Estaba claro que el señor Amery alquiló esa vivienda porque lo había localizado. Su primigenio plan debió de consistir en aguardar el momento propicio para liquidarlo. ¿Cómo había esperado cerca de nueve años para perpetrar el homicidio? Solamente una respuesta cabía dentro de esas cábalas. El señor Amery le cogió apego. Puede que, viejo y abatido, se cansara de perseguir y matar nazis por medio mundo. Puede que detrás de los crímenes que se le atribuían a Bruno, alias Anselmo, fuera capaz de entrever a un anciano sociable, de buen corazón, amigo inseparable, divertido y preocupado por él. Puede que precisara a un alma caritativa que lo asistiera y protegiera en su derrengada senectud. Puede que careciera de amigos a los cuales acudir para cualquier eventualidad acontecida. Puede que Bruno, alias Anselmo, lo proveyera de la paz de espíritu perdida durante y después de la guerra. Puede que pesara más en su turbulento devenir el saberse escuchado y querido que el perseverar en venganza tras venganza hasta el fin de sus días.
Sin identidad, no formando parte de ninguna familia, habiendo reemplazado una vida propia, largamente postergada, por la muerte ajena de los que odiaba y procuraba dar caza, no aspiraba a morir sumido en la rabia y en la esquizofrenia.

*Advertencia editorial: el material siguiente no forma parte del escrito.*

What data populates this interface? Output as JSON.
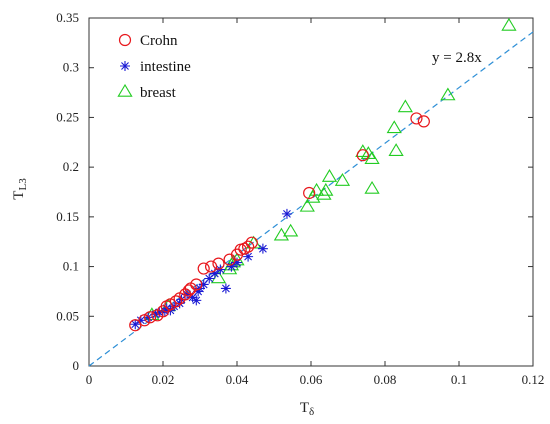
{
  "chart_data": {
    "type": "scatter",
    "xlabel": "T",
    "xlabel_sub": "δ",
    "ylabel": "T",
    "ylabel_sub": "L3",
    "xlim": [
      0,
      0.12
    ],
    "ylim": [
      0,
      0.35
    ],
    "x_ticks": [
      0,
      0.02,
      0.04,
      0.06,
      0.08,
      0.1,
      0.12
    ],
    "x_tick_labels": [
      "0",
      "0.02",
      "0.04",
      "0.06",
      "0.08",
      "0.1",
      "0.12"
    ],
    "y_ticks": [
      0,
      0.05,
      0.1,
      0.15,
      0.2,
      0.25,
      0.3,
      0.35
    ],
    "y_tick_labels": [
      "0",
      "0.05",
      "0.1",
      "0.15",
      "0.2",
      "0.25",
      "0.3",
      "0.35"
    ],
    "grid": false,
    "legend_position": "top-left",
    "colors": {
      "crohn": "#e8171c",
      "intestine": "#1a1ad4",
      "breast": "#22cc22",
      "fit": "#2e8fd6"
    },
    "fit_line": {
      "slope": 2.8,
      "label": "y = 2.8x",
      "x_range": [
        0,
        0.125
      ]
    },
    "series": [
      {
        "name": "Crohn",
        "marker": "circle",
        "points": [
          [
            0.0125,
            0.041
          ],
          [
            0.015,
            0.046
          ],
          [
            0.0165,
            0.049
          ],
          [
            0.0185,
            0.051
          ],
          [
            0.02,
            0.055
          ],
          [
            0.021,
            0.06
          ],
          [
            0.022,
            0.062
          ],
          [
            0.0235,
            0.065
          ],
          [
            0.0245,
            0.068
          ],
          [
            0.026,
            0.072
          ],
          [
            0.027,
            0.076
          ],
          [
            0.0275,
            0.078
          ],
          [
            0.029,
            0.082
          ],
          [
            0.031,
            0.098
          ],
          [
            0.033,
            0.1
          ],
          [
            0.035,
            0.103
          ],
          [
            0.038,
            0.107
          ],
          [
            0.04,
            0.112
          ],
          [
            0.041,
            0.117
          ],
          [
            0.042,
            0.118
          ],
          [
            0.043,
            0.12
          ],
          [
            0.044,
            0.124
          ],
          [
            0.0595,
            0.174
          ],
          [
            0.074,
            0.212
          ],
          [
            0.0885,
            0.249
          ],
          [
            0.0905,
            0.246
          ]
        ]
      },
      {
        "name": "intestine",
        "marker": "star",
        "points": [
          [
            0.0125,
            0.042
          ],
          [
            0.014,
            0.046
          ],
          [
            0.016,
            0.049
          ],
          [
            0.018,
            0.052
          ],
          [
            0.019,
            0.054
          ],
          [
            0.0205,
            0.055
          ],
          [
            0.021,
            0.058
          ],
          [
            0.022,
            0.056
          ],
          [
            0.023,
            0.06
          ],
          [
            0.0245,
            0.063
          ],
          [
            0.025,
            0.067
          ],
          [
            0.0265,
            0.072
          ],
          [
            0.028,
            0.069
          ],
          [
            0.029,
            0.066
          ],
          [
            0.0295,
            0.075
          ],
          [
            0.03,
            0.078
          ],
          [
            0.031,
            0.082
          ],
          [
            0.0325,
            0.088
          ],
          [
            0.034,
            0.093
          ],
          [
            0.0355,
            0.097
          ],
          [
            0.037,
            0.078
          ],
          [
            0.0385,
            0.1
          ],
          [
            0.04,
            0.104
          ],
          [
            0.043,
            0.11
          ],
          [
            0.047,
            0.118
          ],
          [
            0.0535,
            0.153
          ]
        ]
      },
      {
        "name": "breast",
        "marker": "triangle",
        "points": [
          [
            0.017,
            0.051
          ],
          [
            0.0215,
            0.06
          ],
          [
            0.035,
            0.088
          ],
          [
            0.038,
            0.097
          ],
          [
            0.0385,
            0.101
          ],
          [
            0.039,
            0.104
          ],
          [
            0.04,
            0.106
          ],
          [
            0.0445,
            0.123
          ],
          [
            0.052,
            0.131
          ],
          [
            0.0545,
            0.135
          ],
          [
            0.059,
            0.16
          ],
          [
            0.0605,
            0.169
          ],
          [
            0.0615,
            0.176
          ],
          [
            0.0635,
            0.172
          ],
          [
            0.064,
            0.176
          ],
          [
            0.065,
            0.19
          ],
          [
            0.0685,
            0.186
          ],
          [
            0.074,
            0.215
          ],
          [
            0.0755,
            0.213
          ],
          [
            0.0765,
            0.208
          ],
          [
            0.0765,
            0.178
          ],
          [
            0.0825,
            0.239
          ],
          [
            0.083,
            0.216
          ],
          [
            0.0855,
            0.26
          ],
          [
            0.097,
            0.272
          ],
          [
            0.1135,
            0.342
          ]
        ]
      }
    ]
  }
}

No se trató de una decisión impulsiva ni meditada. El penoso trascurrir del calendario, sus huesos maltrechos y largas noches de insomnio lo abocaron sin remisión a buscar calor y consuelo en la única persona que conocía, en un genocida. Le maravilló desde un inicio su carácter afable y don de gentes y gradualmente, sin apenas apercibirse, el veneno que Anselmo le propelía en pequeñas dosis, un poquito cada día, en forma de cariño, comprensión y camaradería lo atrapó en una inercia de la cual le resultó imposible escapar. El amor añorado de sus padres sacrificados se lo entregó Anselmo, desinteresado, cálido, tierno y exento de egoísmo.
Tentado de continuar sentado y esperarlo, con la sana intención de abordar sus conjeturas, decidió que no valía la pena. Que el afecto que se profesaban era mucho mayor que el resentimiento de uno y el odio racial del otro y que si habían llegado hasta ese punto de la historia, no sería él quien cambiara el final.
Salió de nuevo a la galería, vadeó la precaria frontera que los separaba y se dispuso a agasajar a su vecino con una comida digna de un faraón, envidia de los dioses e inadecuada para un reo condenado a muerte.